I love variety too which means a handful of beans, one zucchini, some kale leaves, one pepper, one artichoke, 4 mushrooms, this much cilantro, etc. You know what I mean.
Yes, I am living in my small caravan but I’m not off the grid or even boon docking as they call it in the RV world. Nope. I am still within shouting distance (20 miles) of some berg or city that has supplies.
I did stay at a place in the desert maybe Arizona or New Mexico and the only grocery store had 3 carrots, 2 potatoes and dead lettuce in the fresh food section. But that was the only place like that. I am not sure where they went for good stuff but no one was sharing.

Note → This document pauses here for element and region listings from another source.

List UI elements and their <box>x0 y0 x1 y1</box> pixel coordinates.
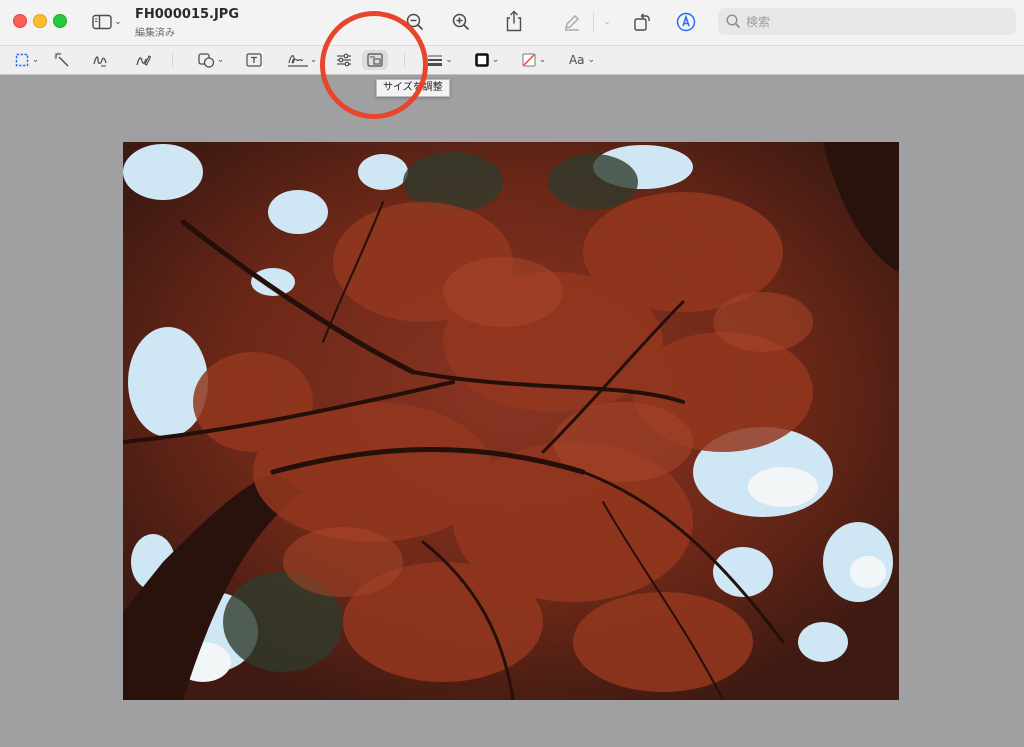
divider <box>404 52 405 68</box>
fullscreen-window-button[interactable] <box>53 14 67 28</box>
highlight-options-button[interactable]: ⌄ <box>599 12 615 32</box>
sidebar-toggle-button[interactable]: ⌄ <box>89 12 125 32</box>
instant-alpha-icon <box>54 52 70 68</box>
adjust-size-button[interactable] <box>362 50 388 70</box>
text-box-button[interactable] <box>244 51 264 69</box>
rotate-icon <box>632 12 652 32</box>
fill-color-button[interactable]: ⌄ <box>518 51 550 69</box>
search-field[interactable] <box>718 8 1016 35</box>
draw-button[interactable] <box>134 51 152 69</box>
shapes-icon <box>198 52 215 68</box>
chevron-down-icon: ⌄ <box>309 55 318 65</box>
share-button[interactable] <box>503 9 525 33</box>
pen-icon <box>563 13 581 31</box>
search-icon <box>726 14 741 29</box>
line-style-icon <box>427 53 443 67</box>
search-input[interactable] <box>746 8 1006 35</box>
chevron-down-icon: ⌄ <box>587 55 596 65</box>
border-color-button[interactable]: ⌄ <box>471 51 503 69</box>
chevron-down-icon: ⌄ <box>114 17 122 27</box>
share-icon <box>505 10 523 32</box>
sidebar-icon <box>92 14 112 30</box>
autumn-maple-photo <box>123 142 899 700</box>
adjust-color-icon <box>336 53 352 67</box>
text-style-button[interactable]: Aa ⌄ <box>566 51 598 69</box>
title-bar: ⌄ FH000015.JPG 編集済み ⌄ <box>0 0 1024 46</box>
text-box-icon <box>246 53 262 67</box>
rect-select-icon <box>15 53 29 67</box>
markup-icon <box>676 12 696 32</box>
signature-button[interactable]: ⌄ <box>284 51 320 69</box>
photo-image <box>123 142 899 700</box>
adjust-size-icon <box>367 53 383 67</box>
text-style-label: Aa <box>568 53 585 67</box>
chevron-down-icon: ⌄ <box>491 55 500 65</box>
minimize-window-button[interactable] <box>33 14 47 28</box>
line-style-button[interactable]: ⌄ <box>424 51 456 69</box>
window-title: FH000015.JPG <box>135 7 240 22</box>
chevron-down-icon: ⌄ <box>538 55 547 65</box>
markup-button[interactable] <box>674 10 698 34</box>
signature-icon <box>287 52 309 68</box>
sketch-icon <box>92 52 108 68</box>
adjust-size-tooltip: サイズを調整 <box>376 79 450 97</box>
markup-toolbar: ⌄ ⌄ ⌄ ⌄ ⌄ ⌄ Aa ⌄ <box>0 46 1024 75</box>
fill-color-icon <box>522 53 536 67</box>
chevron-down-icon: ⌄ <box>603 17 611 27</box>
shapes-button[interactable]: ⌄ <box>195 51 227 69</box>
highlight-button[interactable] <box>561 11 583 33</box>
zoom-in-icon <box>452 13 470 31</box>
border-color-icon <box>474 53 489 67</box>
instant-alpha-button[interactable] <box>53 51 71 69</box>
chevron-down-icon: ⌄ <box>216 55 225 65</box>
zoom-out-button[interactable] <box>404 11 426 33</box>
zoom-in-button[interactable] <box>450 11 472 33</box>
rotate-button[interactable] <box>630 10 654 34</box>
sketch-button[interactable] <box>91 51 109 69</box>
zoom-out-icon <box>406 13 424 31</box>
close-window-button[interactable] <box>13 14 27 28</box>
divider <box>172 52 173 68</box>
selection-tool-button[interactable]: ⌄ <box>12 51 42 69</box>
chevron-down-icon: ⌄ <box>445 55 453 65</box>
edited-status: 編集済み <box>135 28 175 39</box>
divider <box>593 12 594 32</box>
draw-icon <box>135 52 151 68</box>
chevron-down-icon: ⌄ <box>31 55 40 65</box>
adjust-color-button[interactable] <box>334 51 354 69</box>
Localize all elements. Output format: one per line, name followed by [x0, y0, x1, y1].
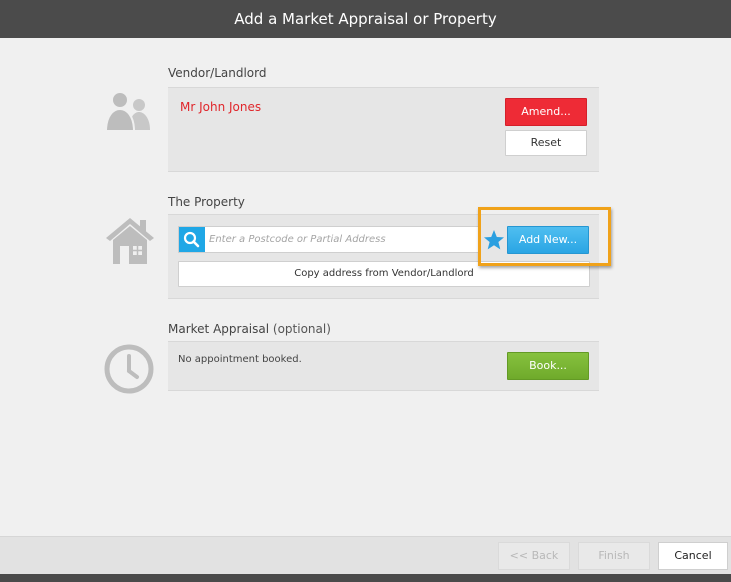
finish-button[interactable]: Finish [578, 542, 650, 570]
appointment-status: No appointment booked. [178, 354, 302, 365]
vendor-panel: Mr John Jones Amend... Reset [168, 87, 599, 172]
optional-label: (optional) [272, 322, 331, 336]
address-search-box [178, 226, 480, 253]
appraisal-section-label: Market Appraisal (optional) [168, 322, 331, 336]
clock-icon [104, 344, 154, 398]
reset-button[interactable]: Reset [505, 130, 587, 156]
vendor-section-label: Vendor/Landlord [168, 66, 267, 80]
address-search-input[interactable] [209, 227, 477, 252]
window-bottom-edge [0, 574, 731, 582]
add-new-highlight [478, 207, 611, 266]
dialog-footer: << Back Finish Cancel [0, 536, 731, 575]
dialog-body: Vendor/Landlord Mr John Jones Amend... R… [0, 38, 731, 536]
search-icon [183, 231, 200, 248]
back-button[interactable]: << Back [498, 542, 570, 570]
search-button[interactable] [179, 227, 205, 252]
dialog-title: Add a Market Appraisal or Property [0, 0, 731, 38]
appraisal-label-text: Market Appraisal [168, 322, 270, 336]
appraisal-panel: No appointment booked. Book... [168, 341, 599, 391]
users-icon [103, 90, 155, 136]
property-section-label: The Property [168, 195, 245, 209]
book-button[interactable]: Book... [507, 352, 589, 380]
vendor-name[interactable]: Mr John Jones [180, 100, 261, 114]
house-icon [104, 216, 156, 270]
amend-button[interactable]: Amend... [505, 98, 587, 126]
cancel-button[interactable]: Cancel [658, 542, 728, 570]
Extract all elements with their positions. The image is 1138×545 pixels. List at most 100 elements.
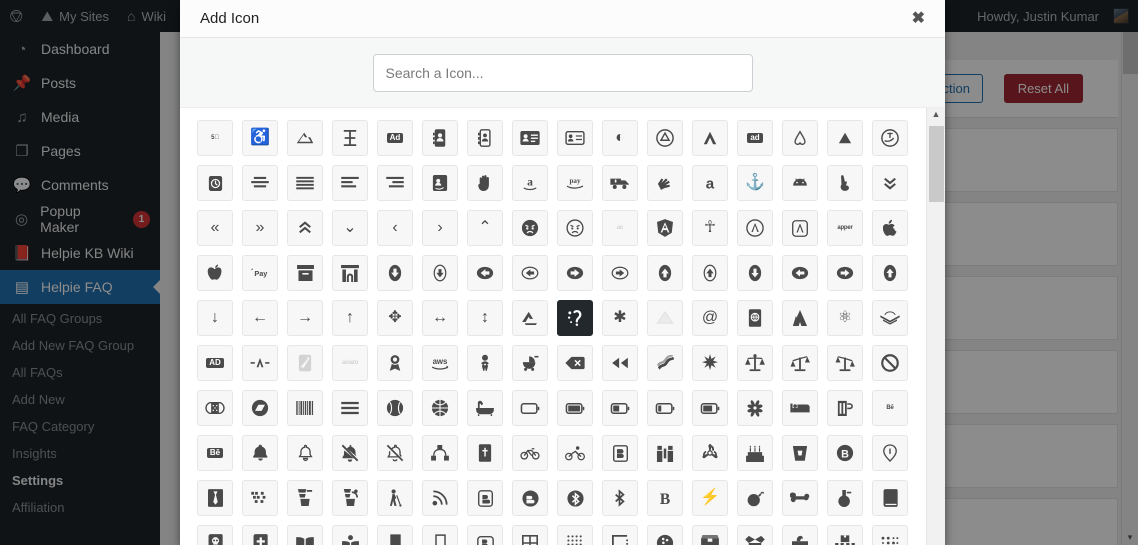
icon-option-arrow-alt-circle-right[interactable] — [557, 255, 593, 291]
icon-option-bookmark[interactable] — [377, 525, 413, 545]
icon-option-bicycle[interactable] — [512, 435, 548, 471]
icon-option-baseball-ball[interactable] — [377, 390, 413, 426]
icon-option-anchor[interactable]: ⚓ — [737, 165, 773, 201]
icon-option-bezier-curve[interactable] — [422, 435, 458, 471]
icon-option-ban[interactable] — [872, 345, 908, 381]
icon-option-algolia[interactable] — [827, 120, 863, 156]
close-icon[interactable]: ✖ — [906, 7, 931, 31]
icon-option-border-style[interactable] — [602, 525, 638, 545]
icon-option-asterisk[interactable]: ✱ — [602, 300, 638, 336]
modal-scrollbar[interactable]: ▲ — [926, 108, 945, 545]
icon-option-airbnb[interactable] — [782, 120, 818, 156]
icon-option-bomb[interactable] — [737, 480, 773, 516]
icon-option-angellist[interactable] — [827, 165, 863, 201]
icon-option-amilia[interactable]: a — [692, 165, 728, 201]
icon-option-arrow-circle-right[interactable] — [827, 255, 863, 291]
icon-option-aviato[interactable]: aviato — [332, 345, 368, 381]
icon-option-amazon-pay-card[interactable] — [422, 165, 458, 201]
icon-option-arrow-alt-circle-up-open[interactable] — [692, 255, 728, 291]
icon-option-black-tie[interactable] — [197, 480, 233, 516]
icon-option-address-card-open[interactable] — [557, 120, 593, 156]
icon-option-arrow-alt-circle-left-open[interactable] — [512, 255, 548, 291]
icon-option-ambulance[interactable] — [602, 165, 638, 201]
icon-option-bath[interactable] — [467, 390, 503, 426]
icon-option-assistive-listening-systems[interactable] — [557, 300, 593, 336]
icon-option-apple[interactable] — [872, 210, 908, 246]
icon-option-bed[interactable] — [782, 390, 818, 426]
icon-option-angle-double-right[interactable]: » — [242, 210, 278, 246]
icon-option-accessible-icon[interactable]: ♿ — [242, 120, 278, 156]
icon-option-braille[interactable] — [872, 525, 908, 545]
icon-option-adjust[interactable]: ◐ — [602, 120, 638, 156]
icon-option-bone[interactable] — [782, 480, 818, 516]
icon-option-angle-double-up[interactable] — [287, 210, 323, 246]
icon-option-artstation[interactable] — [512, 300, 548, 336]
icon-option-barcode[interactable] — [287, 390, 323, 426]
icon-option-book[interactable] — [872, 480, 908, 516]
icon-option-battery-three-quarters[interactable] — [692, 390, 728, 426]
icon-option-alipay[interactable] — [872, 120, 908, 156]
icon-option-balance-scale-left[interactable] — [782, 345, 818, 381]
icon-option-audible[interactable] — [872, 300, 908, 336]
icon-option-arrow-down[interactable]: ↓ — [197, 300, 233, 336]
icon-option-angle-down[interactable]: ⌄ — [332, 210, 368, 246]
icon-option-apple-alt[interactable] — [197, 255, 233, 291]
icon-option-atlas[interactable] — [737, 300, 773, 336]
icon-option-allergies[interactable] — [197, 165, 233, 201]
icon-option-arrows-alt-v[interactable]: ↕ — [467, 300, 503, 336]
icon-option-arrow-alt-circle-down[interactable] — [377, 255, 413, 291]
icon-option-battery-empty[interactable] — [512, 390, 548, 426]
icon-option-birthday-cake[interactable] — [737, 435, 773, 471]
icon-option-adn[interactable] — [647, 120, 683, 156]
icon-option-amazon-pay[interactable]: pay — [557, 165, 593, 201]
icon-option-bowling-ball[interactable] — [647, 525, 683, 545]
icon-option-box[interactable] — [692, 525, 728, 545]
icon-option-baby-carriage[interactable] — [512, 345, 548, 381]
icon-option-bars[interactable] — [332, 390, 368, 426]
icon-option-bolt[interactable]: ⚡ — [692, 480, 728, 516]
icon-option-arrow-alt-circle-up[interactable] — [647, 255, 683, 291]
icon-option-bell-slash[interactable] — [332, 435, 368, 471]
icon-option-book-open[interactable] — [287, 525, 323, 545]
icon-option-bell[interactable] — [242, 435, 278, 471]
icon-option-biking[interactable] — [557, 435, 593, 471]
icon-option-arrow-circle-up[interactable] — [872, 255, 908, 291]
icon-option-border-all[interactable] — [512, 525, 548, 545]
icon-option-align-center[interactable] — [242, 165, 278, 201]
icon-option-affiliatetheme[interactable]: ad — [737, 120, 773, 156]
icon-option-book-medical[interactable] — [242, 525, 278, 545]
icon-option-biohazard[interactable] — [692, 435, 728, 471]
icon-option-archway[interactable] — [332, 255, 368, 291]
icon-option-balance-scale[interactable] — [737, 345, 773, 381]
icon-option-arrow-alt-circle-right-open[interactable] — [602, 255, 638, 291]
icon-option-align-right[interactable] — [377, 165, 413, 201]
icon-option-balance-scale-right[interactable] — [827, 345, 863, 381]
icon-option-beer[interactable] — [827, 390, 863, 426]
icon-option-arrows-alt-h[interactable]: ↔ — [422, 300, 458, 336]
icon-option-bell-open[interactable] — [287, 435, 323, 471]
icon-option-bookmark-open[interactable] — [422, 525, 458, 545]
icon-option-apple-pay[interactable]: Pay — [242, 255, 278, 291]
icon-option-bitcoin[interactable]: B — [827, 435, 863, 471]
icon-option-arrow-left[interactable]: ← — [242, 300, 278, 336]
icon-option-bible[interactable] — [467, 435, 503, 471]
icon-option-asymmetrik[interactable] — [647, 300, 683, 336]
icon-option-address-book-open[interactable] — [467, 120, 503, 156]
icon-option-angry[interactable] — [512, 210, 548, 246]
icon-option-apper[interactable]: apper — [827, 210, 863, 246]
icon-option-behance-square[interactable]: Bē — [197, 435, 233, 471]
icon-option-bong[interactable] — [827, 480, 863, 516]
icon-option-adversal[interactable] — [692, 120, 728, 156]
icon-option-at[interactable]: @ — [692, 300, 728, 336]
icon-option-atlassian[interactable] — [782, 300, 818, 336]
icon-option-angrycreative[interactable]: ac — [602, 210, 638, 246]
icon-option-blender-phone[interactable] — [332, 480, 368, 516]
icon-option-bahai[interactable] — [692, 345, 728, 381]
icon-option-angle-double-left[interactable]: « — [197, 210, 233, 246]
icon-option-backspace[interactable] — [557, 345, 593, 381]
icon-option-box-open[interactable] — [737, 525, 773, 545]
icon-option-accusoft[interactable] — [287, 120, 323, 156]
icon-option-amazon[interactable]: a — [512, 165, 548, 201]
icon-option-bandcamp[interactable] — [242, 390, 278, 426]
icon-option-angle-right[interactable]: › — [422, 210, 458, 246]
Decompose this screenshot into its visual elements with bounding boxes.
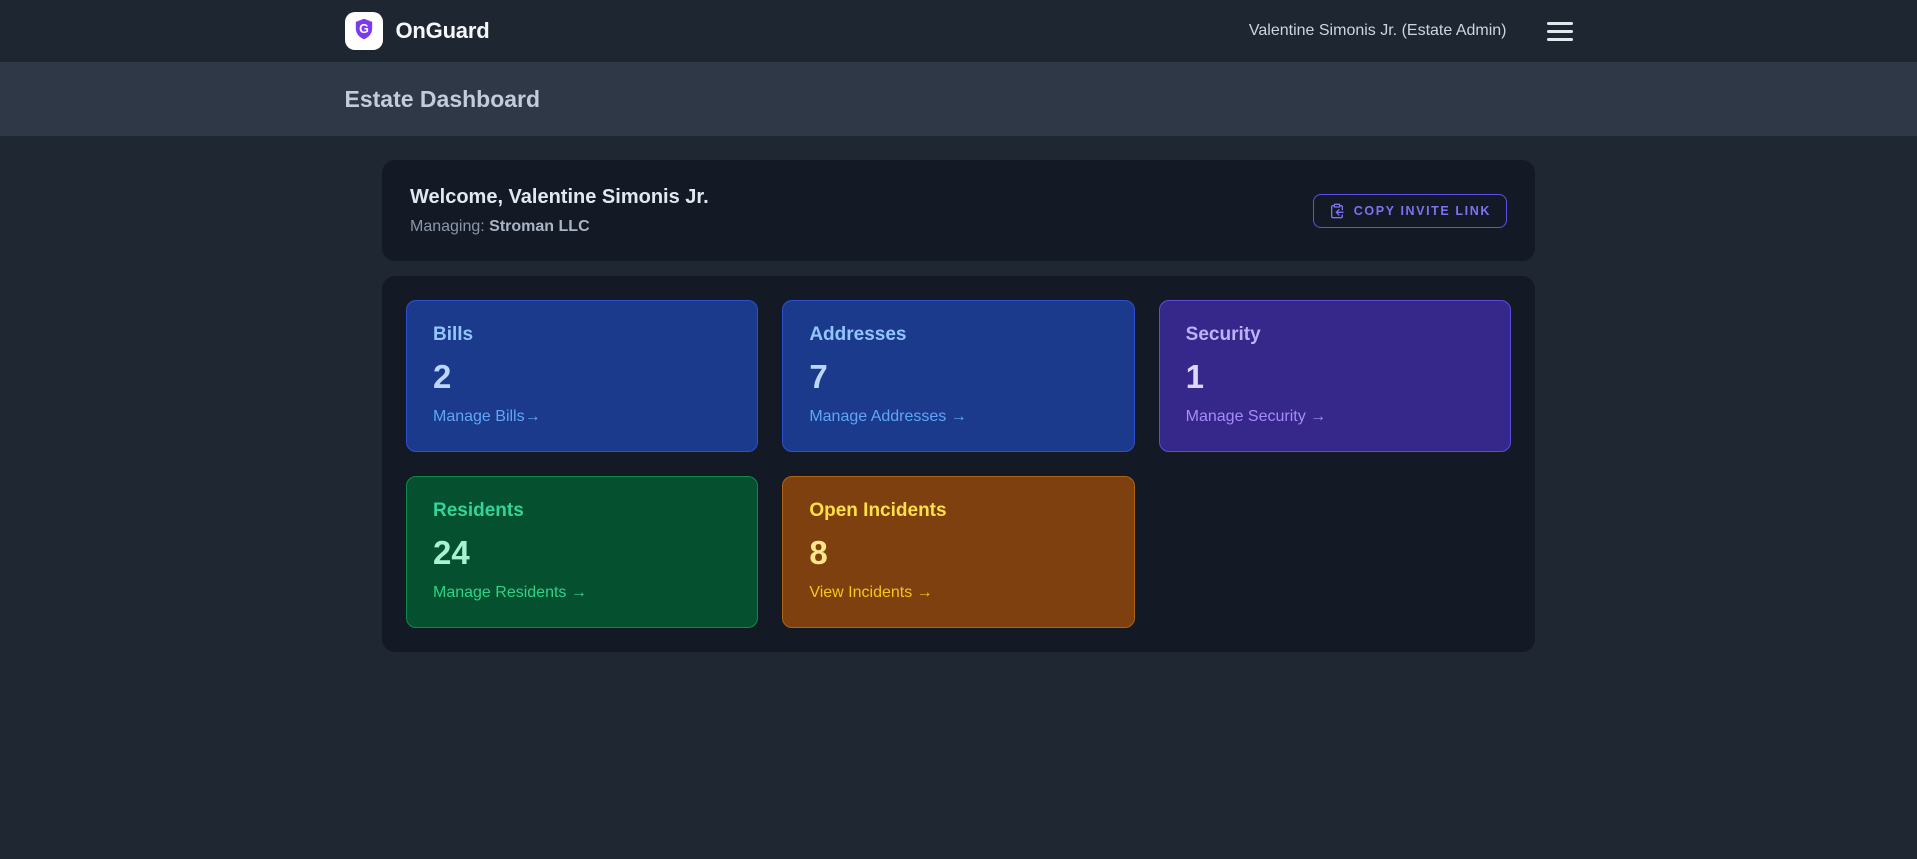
page-title: Estate Dashboard [344, 85, 541, 112]
stat-value: 24 [433, 534, 470, 571]
stat-value: 7 [809, 358, 828, 395]
stat-value: 2 [433, 358, 452, 395]
view-incidents-link[interactable]: View Incidents → [809, 584, 1107, 602]
hamburger-menu-icon[interactable] [1546, 18, 1573, 45]
stat-card-addresses: Addresses 7 Manage Addresses → [782, 300, 1135, 452]
welcome-panel: Welcome, Valentine Simonis Jr. Managing:… [382, 160, 1535, 261]
brand-name: OnGuard [395, 18, 490, 43]
stat-card-residents: Residents 24 Manage Residents → [406, 476, 759, 628]
copy-invite-link-label: COPY INVITE LINK [1353, 203, 1491, 218]
user-name-label: Valentine Simonis Jr. (Estate Admin) [1248, 22, 1507, 39]
onguard-logo: G [344, 12, 383, 50]
menu-bar [1546, 21, 1573, 25]
brand[interactable]: G OnGuard [344, 12, 490, 50]
shield-g-icon: G [352, 17, 376, 46]
stat-title: Security [1185, 324, 1261, 345]
page-header-inner: Estate Dashboard [345, 86, 1573, 113]
clipboard-copy-icon [1329, 203, 1345, 219]
stat-title: Residents [433, 500, 524, 521]
grid-empty-cell [1159, 476, 1511, 628]
navbar-right: Valentine Simonis Jr. (Estate Admin) [1249, 18, 1573, 45]
stat-title: Open Incidents [809, 500, 947, 521]
stats-panel: Bills 2 Manage Bills→ Addresses 7 Manage… [382, 276, 1535, 652]
svg-text:G: G [359, 22, 369, 36]
welcome-text-block: Welcome, Valentine Simonis Jr. Managing:… [410, 185, 709, 236]
stat-title: Bills [433, 324, 474, 345]
manage-residents-link[interactable]: Manage Residents → [433, 584, 731, 602]
manage-bills-link[interactable]: Manage Bills→ [433, 408, 731, 426]
stat-card-security: Security 1 Manage Security → [1158, 300, 1511, 452]
managing-line: Managing: Stroman LLC [410, 217, 709, 236]
stat-card-open-incidents: Open Incidents 8 View Incidents → [782, 476, 1135, 628]
menu-bar [1546, 37, 1573, 41]
welcome-greeting: Welcome, Valentine Simonis Jr. [410, 186, 709, 208]
navbar-inner: G OnGuard Valentine Simonis Jr. (Estate … [344, 12, 1573, 50]
managing-label: Managing: [410, 218, 485, 235]
stat-title: Addresses [809, 324, 907, 345]
copy-invite-link-button[interactable]: COPY INVITE LINK [1312, 193, 1507, 228]
manage-security-link[interactable]: Manage Security → [1186, 408, 1484, 426]
page-header-bar: Estate Dashboard [0, 62, 1917, 136]
manage-addresses-link[interactable]: Manage Addresses → [809, 408, 1107, 426]
stat-value: 8 [809, 534, 828, 571]
stat-value: 1 [1185, 358, 1205, 395]
main-content: Welcome, Valentine Simonis Jr. Managing:… [382, 160, 1535, 652]
stat-card-bills: Bills 2 Manage Bills→ [406, 300, 759, 452]
top-navbar: G OnGuard Valentine Simonis Jr. (Estate … [0, 0, 1917, 62]
managing-value: Stroman LLC [489, 218, 590, 235]
menu-bar [1546, 29, 1573, 33]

I do not have an oven. I have two propane burners and a microwave. My meals are usually simple with ingredients consisting of one or two words. Salmon, blueberries, steak, rice, salad, spinach. That kind of stuff. I gave up menu planning. And I love to cook. I am always cooking up fancy stuff in my head, but the plate is simple.
There is also the clean-up and storage issues. If clean-up takes more than 5 minutes, I am doing something wrong. And if what I want to make doesn’t fit in one of the pans I have, then it goes to the “maybe later” file. The cooking can take up to 10 minutes but anymore and I am off for a walk and takeout.
I fully buy into the “you are what you eat” philosophy. I am asking a boatload of stuff from my body. Walking 3-5 miles a day, writing a few hours a day, exercising 30 minutes a day, thinking a bunch of time during the day, learning new things all the time and doing a bunch of mindfulness. That screams good healthy food, don’t you think?
Do I have potato chips from time to time? Yep. Do I have desert from time to time? Right on. Do I eat pasta sometimes even though it doesn’t like me? Yes I do, thank you very much.
And for the most part I take good care of myself because I want to do a lot of things with this life I have and enjoy doing them. Am I disciplined? Sometimes. But if you called me up and wanted to go out for a glass of wine and a burger, I would be out the door right now. Good friends and conversation beat a lot of discipline. Have fun.